Machine learning can (and is!) applied to every stage of voicebot development. Because of this, our speech recognition systems can easily learn to understand extremely varied types of voices and accents, our NLU engines make less mistakes and our speech synthesis accurately creates words it has never encountered before!

Top voicebot technology providers

In the world of software development, there is a concept referred to as “the Unix principle”. The name, obviously, comes from the Unix operating system – which, in various forms (such as GNU/Linux) is still used to this day to run essentially most of the world.

The Unix principle is very simple: your program should do one thing, and do it well.

The principle is as follows: programs should be simple, predictable modules that can be linked together. That way, the user can mix-and-match the tools they need to solve their particular problem – without having to develop an entirely new application.

Developing modern voicebots is very similar: why waste time reinventing the wheel, when various companies are already solving the problems required to create a bot?

These technology providers provide some – or all – of the parts necessary for a company to roll their own bot.

SentiOne Automate

Forgive us for being immodest, but we can’t start a roundup like this without mentioning our proudest accomplishment. SentiOne Automate is our all-in-one platform for designing, prototyping and hosting enterprise chatbots and voicebots. Our intent recognition model is currently the best in its class – and we’re constantly hard at work to improve our accuracy even further.


VoiceFlow is a cloud platform for building conversational apps across voice channels. Founded in 2018, this young company has worked for some of the biggest names in the tech industry, including clients such as Spotify, Google, and the New York Times.

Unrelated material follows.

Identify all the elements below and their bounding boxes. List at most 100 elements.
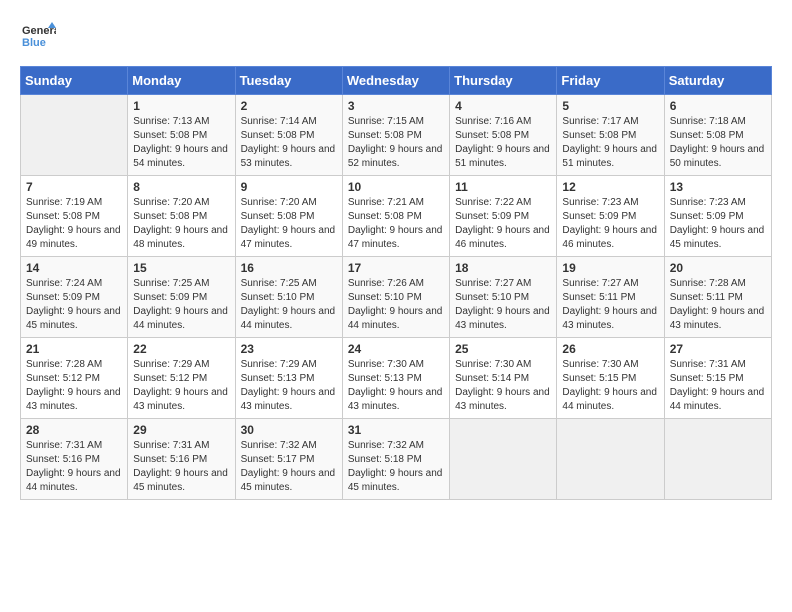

Techmo is a Polish company that provides speech synthesis technology, as well as voice recognition and analytics. Their technology can be deployed both in the cloud as well as on-premise, which makes them an ideal vendor for a wide range of potential solutions.


Rev.AI offers an advanced audio transcription engine, trained on a database of over 50,000 hours of real conversations. Their technology also offers an incredibly robust API, which allows it to be easily integrated into any existing business solution.

Google, Amazon, Microsoft

Finally, there are the tech giants. All of these companies provide well-established technologies that can be used when developing your voicebot: NLU engines, automated speech recognition, speech-to-text systems… You name it, they have it. They also provide cloud services on which you can host your applications.